Stability estimates for linearized near-field phase retrieval in X-ray phase contrast imaging

TL;DR

This paper analyzes the stability of linearized phase retrieval in X-ray phase contrast imaging, showing it is well-posed under certain conditions and providing bounds on stability constants that depend on the imaging setup.

Contribution

It establishes the well-posedness of the linearized phase retrieval problem and derives bounds on the Lipschitz stability constant, including cases with improved algebraic dependence.

Findings

The inverse problem is well-posed with compact support assumptions.

Stability constants grow exponentially with the Fresnel number generally.

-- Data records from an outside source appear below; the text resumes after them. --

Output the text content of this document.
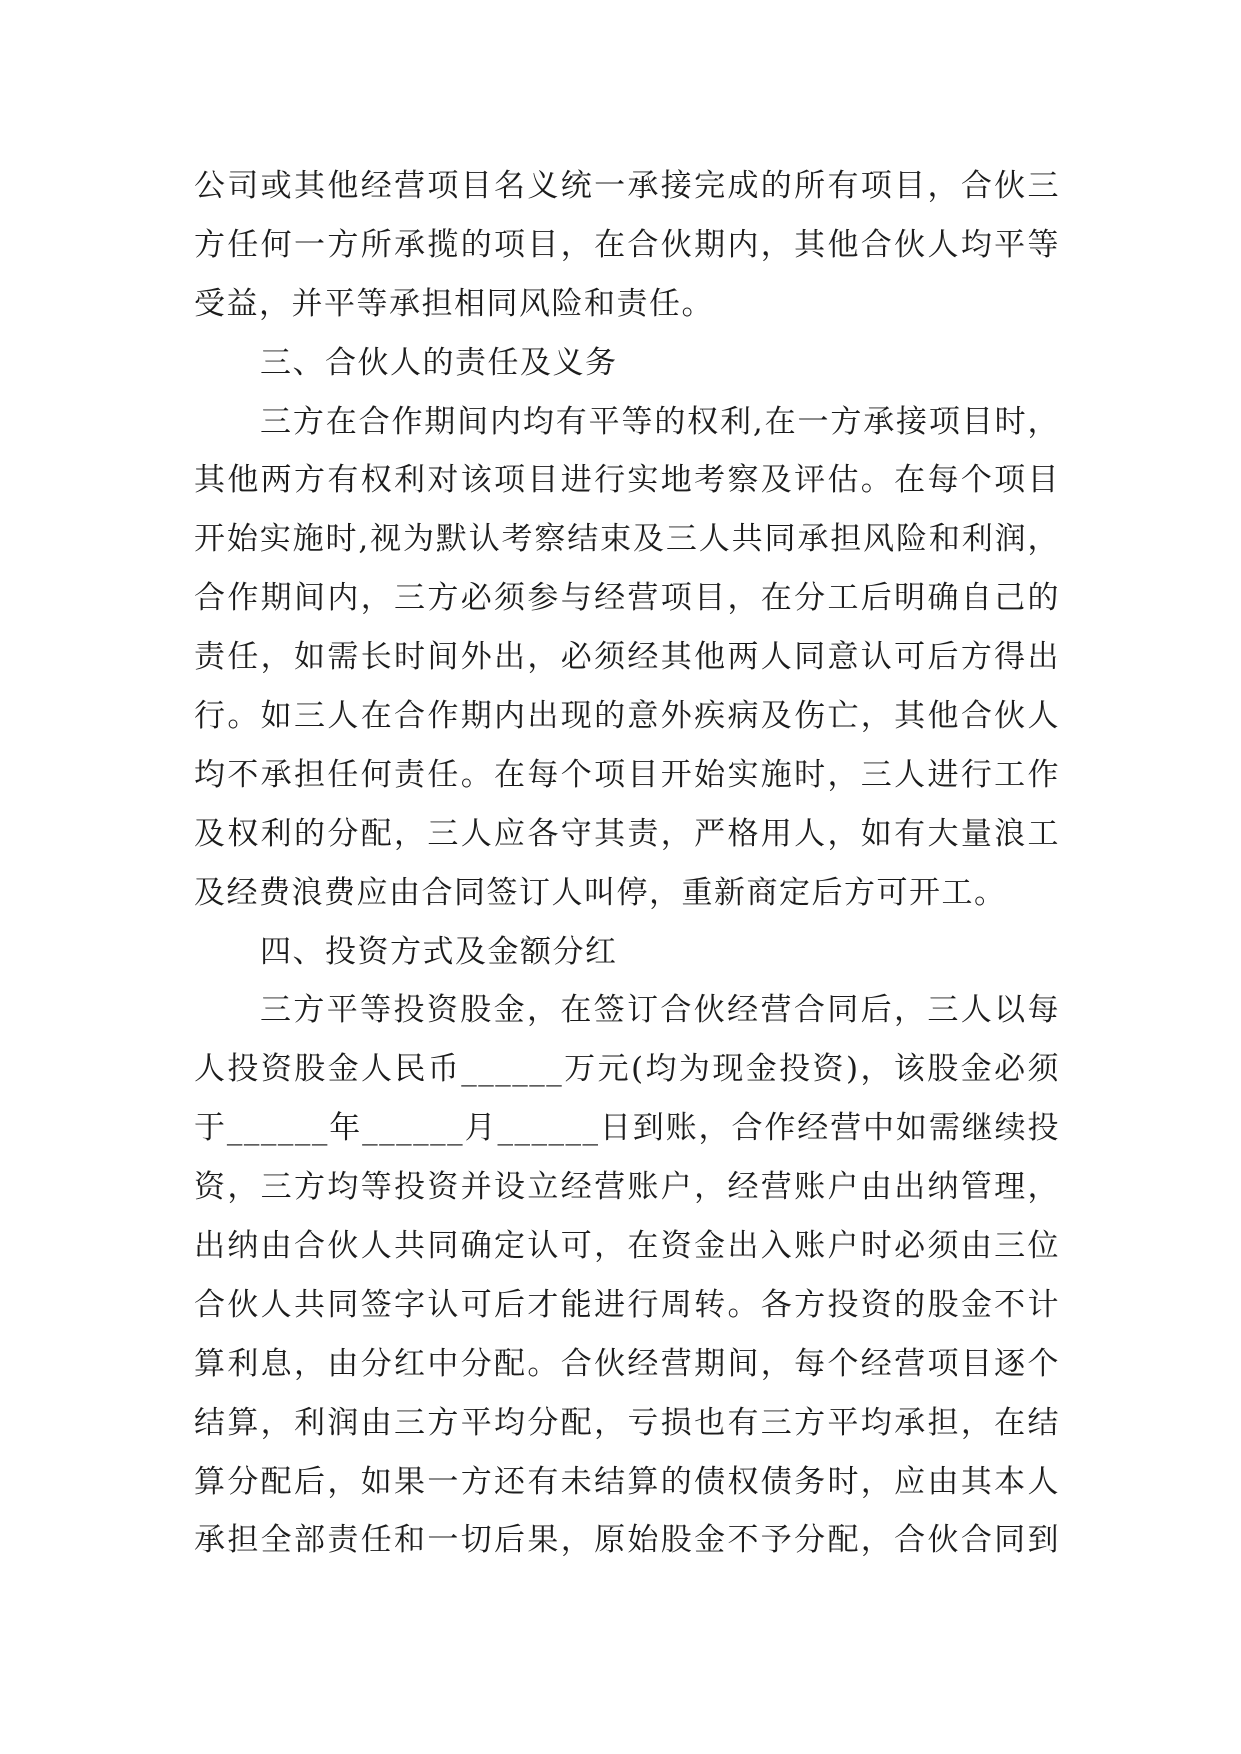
公司或其他经营项目名义统一承接完成的所有项目，合伙三
方任何一方所承揽的项目，在合伙期内，其他合伙人均平等
受益，并平等承担相同风险和责任。
三、合伙人的责任及义务
三方在合作期间内均有平等的权利,在一方承接项目时，
其他两方有权利对该项目进行实地考察及评估。在每个项目
开始实施时,视为默认考察结束及三人共同承担风险和利润，
合作期间内，三方必须参与经营项目，在分工后明确自己的
责任，如需长时间外出，必须经其他两人同意认可后方得出
行。如三人在合作期内出现的意外疾病及伤亡，其他合伙人
均不承担任何责任。在每个项目开始实施时，三人进行工作
及权利的分配，三人应各守其责，严格用人，如有大量浪工
及经费浪费应由合同签订人叫停，重新商定后方可开工。
四、投资方式及金额分红
三方平等投资股金，在签订合伙经营合同后，三人以每
人投资股金人民币______万元(均为现金投资)，该股金必须
于______年______月______日到账，合作经营中如需继续投
资，三方均等投资并设立经营账户，经营账户由出纳管理，
出纳由合伙人共同确定认可，在资金出入账户时必须由三位
合伙人共同签字认可后才能进行周转。各方投资的股金不计
算利息，由分红中分配。合伙经营期间，每个经营项目逐个
结算，利润由三方平均分配，亏损也有三方平均承担，在结
算分配后，如果一方还有未结算的债权债务时，应由其本人
承担全部责任和一切后果，原始股金不予分配，合伙合同到
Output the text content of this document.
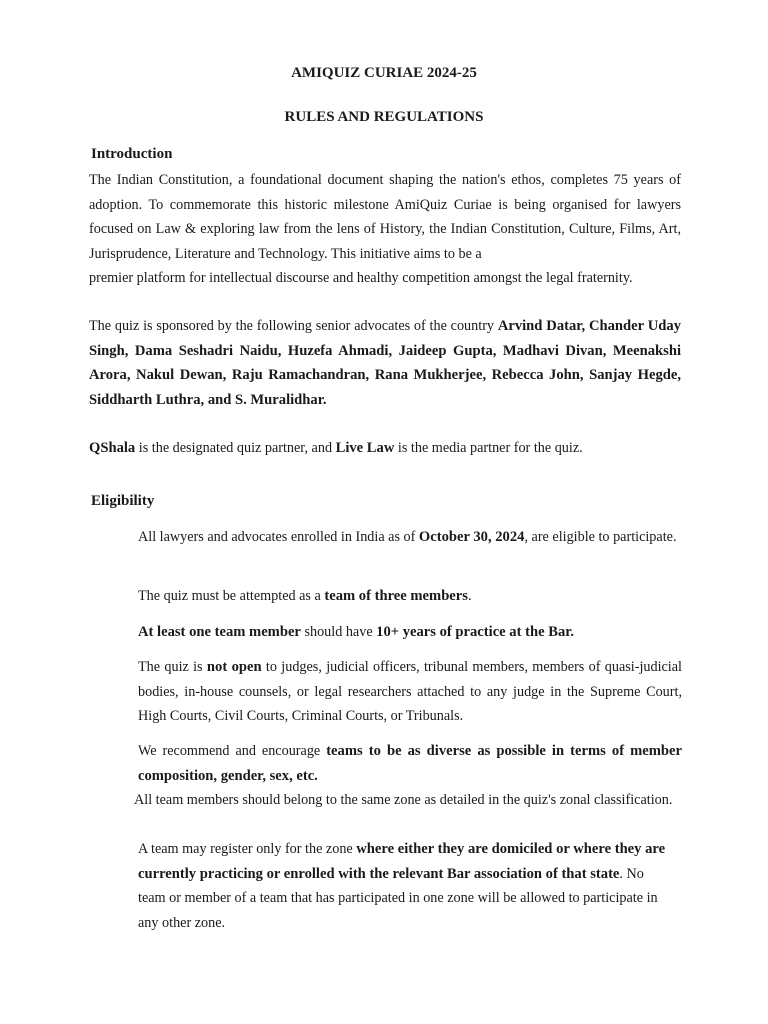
AMIQUIZ CURIAE 2024-25
RULES AND REGULATIONS
Introduction
The Indian Constitution, a foundational document shaping the nation's ethos, completes 75 years of adoption. To commemorate this historic milestone AmiQuiz Curiae is being organised for lawyers focused on Law & exploring law from the lens of History, the Indian Constitution, Culture, Films, Art, Jurisprudence, Literature and Technology. This initiative aims to be a
premier platform for intellectual discourse and healthy competition amongst the legal fraternity.
The quiz is sponsored by the following senior advocates of the country Arvind Datar, Chander Uday Singh, Dama Seshadri Naidu, Huzefa Ahmadi, Jaideep Gupta, Madhavi Divan, Meenakshi Arora, Nakul Dewan, Raju Ramachandran, Rana Mukherjee, Rebecca John, Sanjay Hegde, Siddharth Luthra, and S. Muralidhar.
QShala is the designated quiz partner, and Live Law is the media partner for the quiz.
Eligibility
All lawyers and advocates enrolled in India as of October 30, 2024, are eligible to participate.
The quiz must be attempted as a team of three members.
At least one team member should have 10+ years of practice at the Bar.
The quiz is not open to judges, judicial officers, tribunal members, members of quasi-judicial bodies, in-house counsels, or legal researchers attached to any judge in the Supreme Court, High Courts, Civil Courts, Criminal Courts, or Tribunals.
We recommend and encourage teams to be as diverse as possible in terms of member composition, gender, sex, etc.
All team members should belong to the same zone as detailed in the quiz's zonal classification.
A team may register only for the zone where either they are domiciled or where they are currently practicing or enrolled with the relevant Bar association of that state. No team or member of a team that has participated in one zone will be allowed to participate in any other zone.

For homogeneous objects and measurements at two distances, stability bounds are more favorable.

Abstract

Propagation-based X-ray phase contrast enables nanoscale imaging of biological tissue by probing not only the attenuation, but also the real part of the refractive index of the sample. Since only intensities of diffracted waves can be measured, the main mathematical challenge consists in a phase-retrieval problem in the near-field regime. We treat an often used linearized version of this problem known as contract transfer function model. Surprisingly, this inverse problem turns out to be well-posed assuming only a compact support of the imaged object. Moreover, we establish bounds on the Lipschitz stability constant. In general this constant grows exponentially with the Fresnel number of the imaging setup. However, both for homogeneous objects, characterized by a fixed ratio of the induced refractive phase shifts and attenuation, and in the case of measurements at two distances, a much more favorable algebraic dependence on the Fresnel number can be shown. In some cases we establish order optimality of our estimates.